Unlike other textile manufacturing hubs in the Castilian Meseta, the local textile industry got to survive past the Early Modern Period. The late modern history of Béjar is indeed marked by its thriving textile industry, and during the 19th century it came to be referred to as the "Castilian Manchester".

Due to the peripheral location of the town and the rugged relief, railway arrived late to Béjar, in 1894. Following the end of the Civil War, Béjar became a major provider of wool clothes, primarily used for military and civil servants' uniforms.

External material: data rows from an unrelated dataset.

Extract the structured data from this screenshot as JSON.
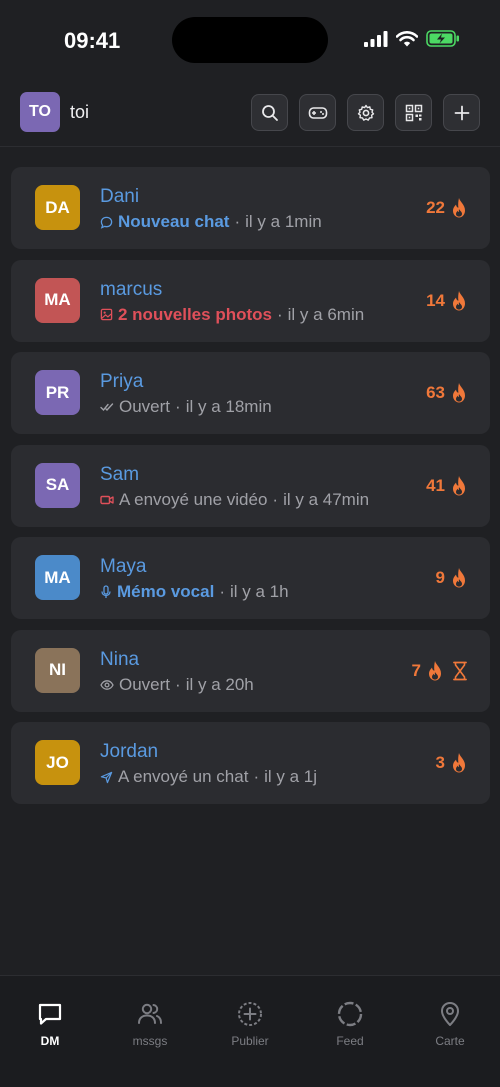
{
  "status_bar": {
    "time": "09:41"
  },
  "header": {
    "avatar_initials": "TO",
    "avatar_color": "#7b68b3",
    "username": "toi",
    "buttons": [
      {
        "icon": "search-icon"
      },
      {
        "icon": "gamepad-icon"
      },
      {
        "icon": "gear-icon"
      },
      {
        "icon": "qr-code-icon"
      },
      {
        "icon": "plus-icon"
      }
    ]
  },
  "conversations": [
    {
      "initials": "DA",
      "avatar_color": "#c7920e",
      "name": "Dani",
      "status_icon": "chat-bubble-icon",
      "status": "Nouveau chat",
      "status_style": "blue",
      "time": "il y a 1min",
      "streak": "22",
      "expiring": false
    },
    {
      "initials": "MA",
      "avatar_color": "#c25555",
      "name": "marcus",
      "status_icon": "photo-icon",
      "status": "2 nouvelles photos",
      "status_style": "red",
      "time": "il y a 6min",
      "streak": "14",
      "expiring": false
    },
    {
      "initials": "PR",
      "avatar_color": "#7b68b3",
      "name": "Priya",
      "status_icon": "double-check-icon",
      "status": "Ouvert",
      "status_style": "gray",
      "time": "il y a 18min",
      "streak": "63",
      "expiring": false
    },
    {
      "initials": "SA",
      "avatar_color": "#7b68b3",
      "name": "Sam",
      "status_icon": "video-icon",
      "status": "A envoyé une vidéo",
      "status_style": "gray",
      "time": "il y a 47min",
      "streak": "41",
      "expiring": false
    },
    {
      "initials": "MA",
      "avatar_color": "#4b8ac9",
      "name": "Maya",
      "status_icon": "microphone-icon",
      "status": "Mémo vocal",
      "status_style": "blue",
      "time": "il y a 1h",
      "streak": "9",
      "expiring": false
    },
    {
      "initials": "NI",
      "avatar_color": "#8a735a",
      "name": "Nina",
      "status_icon": "eye-icon",
      "status": "Ouvert",
      "status_style": "gray",
      "time": "il y a 20h",
      "streak": "7",
      "expiring": true
    },
    {
      "initials": "JO",
      "avatar_color": "#c7920e",
      "name": "Jordan",
      "status_icon": "send-arrow-icon",
      "status": "A envoyé un chat",
      "status_style": "gray",
      "time": "il y a 1j",
      "streak": "3",
      "expiring": false
    }
  ],
  "separator": "·",
  "colors": {
    "accent_blue": "#5a9ae0",
    "accent_red": "#e0505a",
    "streak_orange": "#f0783a",
    "background": "#1f2023",
    "card": "#2b2c30"
  },
  "bottom_nav": [
    {
      "icon": "chat-bubble-icon",
      "label": "DM",
      "active": true
    },
    {
      "icon": "users-icon",
      "label": "mssgs",
      "active": false
    },
    {
      "icon": "add-circle-icon",
      "label": "Publier",
      "active": false
    },
    {
      "icon": "circle-ring-icon",
      "label": "Feed",
      "active": false
    },
    {
      "icon": "map-pin-icon",
      "label": "Carte",
      "active": false
    }
  ]
}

Béjar maintained a positive demographic growth until 1970, peaking at 17,576 inhabitants. The textile industry entered a crisis in the 1970s, prompting to staffing cutbacks. Passenger train services in the Astorga–Plasencia line closed on 1 January 1985, and rail freight transport a decade later, worsening rural flight patterns in the area and hindering business development. In the wake of the decline of the secondary sector, the municipality has tried to foster other alternatives for the local economy such as tourism.

==Name==
The name Béjar is presumably of pre-Roman origin and it has been documented as Biclara and Biclaro.

== Monuments ==
Béjar has many remarkable monuments and historical buildings:

- City walls: well-preserved medieval fort
- Church of Saint James (Santiago): built in the 12th century, now serves as a Museum of Religious Art
- Church of Saint Mary the Great (Santa María la Mayor): built between the 12th and 17th centuries, in several different architectural styles (from Mudejar to Baroque)
- Jewish Museum David Melul: shows Béjar's Hebrew past
- Ducal Palace and Camera Obscura: an ancient fortress transformed into a palace for the Duke and Duchess of Béjar in the 16th century.